Closure in its basic form tells the patient the probable diagnosis for his symptoms, and then discusses the plan of management - further physical exam, labs, imaging, biopsy, medications, and surgeries - in depth with the patient, always offering an honest view regarding benefits, and risks, of each step in management.
Although it might sound simple, many people FAIL in CIS although they did FULL closure in each case. To understand why this might be the case, consider these two closures regarding a patient presenting with hempotysis.
Closure #1. So, Mr. X. Based on the history you gave me, and the exam I just did, it seems that the problem you're having can be explained by many different causes. Many of them are treatable. At this point, it's too early to know which is causing your problem for sure. So now, we must run some tests, maybe even get an imaging, and some other tests. And I'll see you after the results are here to further discuss your treatment options. Goodbye.

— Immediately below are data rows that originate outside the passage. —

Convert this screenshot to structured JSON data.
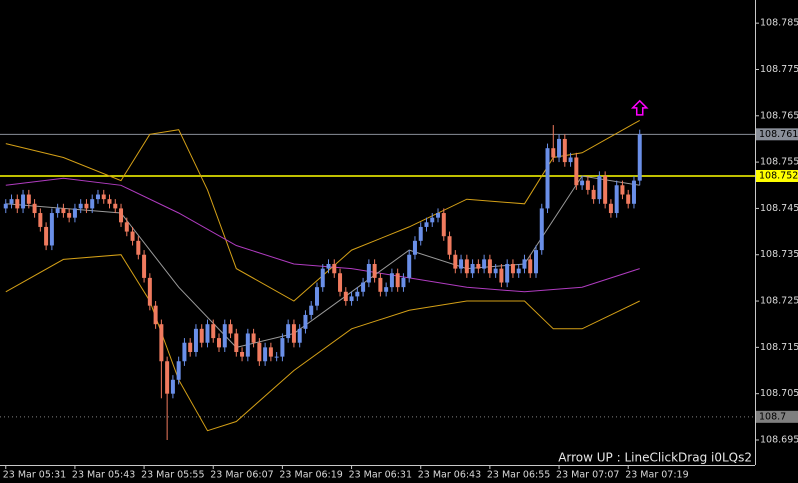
{
  "chart_data": {
    "type": "candlestick",
    "up_color": "#6a8fe8",
    "down_color": "#f07b5f",
    "xlim": [
      -1,
      130
    ],
    "ylim": [
      108.6896,
      108.79
    ],
    "yticks": [
      108.785,
      108.775,
      108.765,
      108.755,
      108.745,
      108.735,
      108.725,
      108.715,
      108.705,
      108.695
    ],
    "xticks": [
      {
        "value": 0,
        "label": "23 Mar 05:31"
      },
      {
        "value": 12,
        "label": "23 Mar 05:43"
      },
      {
        "value": 24,
        "label": "23 Mar 05:55"
      },
      {
        "value": 36,
        "label": "23 Mar 06:07"
      },
      {
        "value": 48,
        "label": "23 Mar 06:19"
      },
      {
        "value": 60,
        "label": "23 Mar 06:31"
      },
      {
        "value": 72,
        "label": "23 Mar 06:43"
      },
      {
        "value": 84,
        "label": "23 Mar 06:55"
      },
      {
        "value": 96,
        "label": "23 Mar 07:07"
      },
      {
        "value": 108,
        "label": "23 Mar 07:19"
      }
    ],
    "candles": [
      [
        108.745,
        108.747,
        108.744,
        108.746
      ],
      [
        108.746,
        108.748,
        108.745,
        108.747
      ],
      [
        108.747,
        108.748,
        108.744,
        108.745
      ],
      [
        108.745,
        108.749,
        108.744,
        108.748
      ],
      [
        108.748,
        108.749,
        108.745,
        108.746
      ],
      [
        108.746,
        108.747,
        108.743,
        108.744
      ],
      [
        108.744,
        108.745,
        108.74,
        108.741
      ],
      [
        108.741,
        108.742,
        108.736,
        108.737
      ],
      [
        108.737,
        108.745,
        108.736,
        108.744
      ],
      [
        108.744,
        108.746,
        108.743,
        108.745
      ],
      [
        108.745,
        108.746,
        108.743,
        108.744
      ],
      [
        108.744,
        108.745,
        108.742,
        108.743
      ],
      [
        108.743,
        108.746,
        108.742,
        108.745
      ],
      [
        108.745,
        108.747,
        108.744,
        108.746
      ],
      [
        108.746,
        108.747,
        108.744,
        108.745
      ],
      [
        108.745,
        108.748,
        108.744,
        108.747
      ],
      [
        108.747,
        108.749,
        108.746,
        108.748
      ],
      [
        108.748,
        108.749,
        108.746,
        108.747
      ],
      [
        108.747,
        108.748,
        108.745,
        108.746
      ],
      [
        108.746,
        108.747,
        108.744,
        108.745
      ],
      [
        108.745,
        108.746,
        108.741,
        108.742
      ],
      [
        108.742,
        108.743,
        108.739,
        108.74
      ],
      [
        108.74,
        108.741,
        108.737,
        108.738
      ],
      [
        108.738,
        108.739,
        108.734,
        108.735
      ],
      [
        108.735,
        108.736,
        108.729,
        108.73
      ],
      [
        108.73,
        108.731,
        108.723,
        108.724
      ],
      [
        108.724,
        108.725,
        108.719,
        108.72
      ],
      [
        108.72,
        108.721,
        108.704,
        108.712
      ],
      [
        108.712,
        108.713,
        108.695,
        108.705
      ],
      [
        108.705,
        108.709,
        108.704,
        108.708
      ],
      [
        108.708,
        108.713,
        108.707,
        108.712
      ],
      [
        108.712,
        108.717,
        108.711,
        108.716
      ],
      [
        108.716,
        108.717,
        108.713,
        108.714
      ],
      [
        108.714,
        108.72,
        108.713,
        108.719
      ],
      [
        108.719,
        108.72,
        108.715,
        108.716
      ],
      [
        108.716,
        108.721,
        108.715,
        108.72
      ],
      [
        108.72,
        108.721,
        108.716,
        108.717
      ],
      [
        108.717,
        108.718,
        108.714,
        108.715
      ],
      [
        108.715,
        108.721,
        108.714,
        108.72
      ],
      [
        108.72,
        108.721,
        108.717,
        108.718
      ],
      [
        108.718,
        108.719,
        108.713,
        108.714
      ],
      [
        108.714,
        108.715,
        108.712,
        108.713
      ],
      [
        108.713,
        108.719,
        108.712,
        108.718
      ],
      [
        108.718,
        108.719,
        108.715,
        108.716
      ],
      [
        108.716,
        108.717,
        108.711,
        108.712
      ],
      [
        108.712,
        108.716,
        108.711,
        108.715
      ],
      [
        108.715,
        108.716,
        108.712,
        108.713
      ],
      [
        108.713,
        108.714,
        108.712,
        108.713
      ],
      [
        108.713,
        108.718,
        108.712,
        108.717
      ],
      [
        108.717,
        108.721,
        108.716,
        108.72
      ],
      [
        108.72,
        108.721,
        108.715,
        108.716
      ],
      [
        108.716,
        108.72,
        108.715,
        108.719
      ],
      [
        108.719,
        108.723,
        108.718,
        108.722
      ],
      [
        108.722,
        108.725,
        108.721,
        108.724
      ],
      [
        108.724,
        108.729,
        108.723,
        108.728
      ],
      [
        108.728,
        108.733,
        108.727,
        108.732
      ],
      [
        108.732,
        108.734,
        108.731,
        108.733
      ],
      [
        108.733,
        108.734,
        108.73,
        108.731
      ],
      [
        108.731,
        108.732,
        108.726,
        108.727
      ],
      [
        108.727,
        108.728,
        108.724,
        108.725
      ],
      [
        108.725,
        108.727,
        108.724,
        108.726
      ],
      [
        108.726,
        108.728,
        108.725,
        108.727
      ],
      [
        108.727,
        108.73,
        108.726,
        108.729
      ],
      [
        108.729,
        108.734,
        108.728,
        108.733
      ],
      [
        108.733,
        108.734,
        108.729,
        108.73
      ],
      [
        108.73,
        108.731,
        108.726,
        108.727
      ],
      [
        108.727,
        108.729,
        108.726,
        108.728
      ],
      [
        108.728,
        108.732,
        108.727,
        108.731
      ],
      [
        108.731,
        108.732,
        108.727,
        108.728
      ],
      [
        108.728,
        108.731,
        108.727,
        108.73
      ],
      [
        108.73,
        108.736,
        108.729,
        108.735
      ],
      [
        108.735,
        108.739,
        108.734,
        108.738
      ],
      [
        108.738,
        108.742,
        108.737,
        108.741
      ],
      [
        108.741,
        108.743,
        108.74,
        108.742
      ],
      [
        108.742,
        108.744,
        108.741,
        108.743
      ],
      [
        108.743,
        108.745,
        108.742,
        108.744
      ],
      [
        108.744,
        108.745,
        108.738,
        108.739
      ],
      [
        108.739,
        108.74,
        108.734,
        108.735
      ],
      [
        108.735,
        108.736,
        108.731,
        108.732
      ],
      [
        108.732,
        108.735,
        108.731,
        108.734
      ],
      [
        108.734,
        108.735,
        108.73,
        108.731
      ],
      [
        108.731,
        108.734,
        108.73,
        108.733
      ],
      [
        108.733,
        108.734,
        108.731,
        108.732
      ],
      [
        108.732,
        108.735,
        108.731,
        108.734
      ],
      [
        108.734,
        108.735,
        108.73,
        108.731
      ],
      [
        108.731,
        108.733,
        108.73,
        108.732
      ],
      [
        108.732,
        108.733,
        108.728,
        108.729
      ],
      [
        108.729,
        108.734,
        108.728,
        108.733
      ],
      [
        108.733,
        108.734,
        108.73,
        108.731
      ],
      [
        108.731,
        108.733,
        108.73,
        108.732
      ],
      [
        108.732,
        108.735,
        108.731,
        108.734
      ],
      [
        108.734,
        108.735,
        108.73,
        108.731
      ],
      [
        108.731,
        108.737,
        108.73,
        108.736
      ],
      [
        108.736,
        108.746,
        108.735,
        108.745
      ],
      [
        108.745,
        108.759,
        108.744,
        108.758
      ],
      [
        108.758,
        108.763,
        108.755,
        108.756
      ],
      [
        108.756,
        108.761,
        108.755,
        108.76
      ],
      [
        108.76,
        108.761,
        108.754,
        108.755
      ],
      [
        108.755,
        108.757,
        108.754,
        108.756
      ],
      [
        108.756,
        108.757,
        108.749,
        108.75
      ],
      [
        108.75,
        108.752,
        108.749,
        108.751
      ],
      [
        108.751,
        108.752,
        108.748,
        108.749
      ],
      [
        108.749,
        108.75,
        108.746,
        108.747
      ],
      [
        108.747,
        108.753,
        108.746,
        108.752
      ],
      [
        108.752,
        108.753,
        108.745,
        108.746
      ],
      [
        108.746,
        108.747,
        108.743,
        108.744
      ],
      [
        108.744,
        108.751,
        108.743,
        108.75
      ],
      [
        108.75,
        108.751,
        108.747,
        108.748
      ],
      [
        108.748,
        108.749,
        108.745,
        108.746
      ],
      [
        108.746,
        108.752,
        108.745,
        108.751
      ],
      [
        108.751,
        108.762,
        108.75,
        108.761
      ]
    ],
    "series": [
      {
        "color": "#d4a017",
        "x": [
          0,
          10,
          20,
          25,
          30,
          35,
          40,
          50,
          60,
          70,
          80,
          90,
          95,
          100,
          110
        ],
        "values": [
          108.759,
          108.756,
          108.751,
          108.761,
          108.762,
          108.749,
          108.732,
          108.725,
          108.736,
          108.741,
          108.747,
          108.746,
          108.756,
          108.757,
          108.764
        ]
      },
      {
        "color": "#d4a017",
        "x": [
          0,
          10,
          20,
          25,
          30,
          35,
          40,
          50,
          60,
          70,
          80,
          90,
          95,
          100,
          110
        ],
        "values": [
          108.727,
          108.734,
          108.735,
          108.725,
          108.708,
          108.697,
          108.699,
          108.71,
          108.719,
          108.723,
          108.725,
          108.725,
          108.719,
          108.719,
          108.725
        ]
      },
      {
        "color": "#b03cc0",
        "x": [
          0,
          10,
          20,
          30,
          40,
          50,
          60,
          70,
          80,
          90,
          100,
          110
        ],
        "values": [
          108.75,
          108.7515,
          108.75,
          108.744,
          108.737,
          108.733,
          108.732,
          108.73,
          108.728,
          108.727,
          108.728,
          108.732
        ]
      },
      {
        "color": "#9a9a9a",
        "x": [
          0,
          10,
          20,
          30,
          40,
          50,
          60,
          70,
          80,
          90,
          100,
          110
        ],
        "values": [
          108.746,
          108.745,
          108.744,
          108.728,
          108.715,
          108.718,
          108.727,
          108.736,
          108.732,
          108.733,
          108.752,
          108.75
        ]
      }
    ],
    "hlines": [
      {
        "value": 108.761,
        "color": "#8a8f99"
      },
      {
        "value": 108.752,
        "color": "#ffff00"
      },
      {
        "value": 108.7,
        "color": "#7f7f7f"
      }
    ],
    "arrow": {
      "x": 110,
      "y": 108.7665,
      "color": "#ff00ff"
    },
    "annotation": "Arrow UP : LineClickDrag i0LQs2"
  }
}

Closure #2. So, Mr. X, Based on the history you gave me, and the exam I just did, it seems that the bloody cough you're having is due to many reasons. Most likely, the long term irritation to your airways and all morning coughing is the culprit. However, it could also be Tuberculosis, since you have traveled recently. Or even some serious lung problems. At this point, it's too early to tell. I'll order a complete blood count, also a sputum sample, to make sure there's no infection going on. I'll also need to take a Chest X ray - a painless imaging of your chest - to see if any fluids are in your lung. I'll schedule you for an appointment next week to discuss the results of the tests and imaging. Any questions?
It's very clear that closure No.1 is not closure. It can be applied to both Hemoptysis and painful urination, as well as tinnitus. It's SO GENERIC, it WON'T BE COUNTED AS A CLOSURE AT ALL.
And just to be honest, MANY people do closure #1 because of multiple reasons (ran out of time, became distracted, didn't make any differential for the main complaint.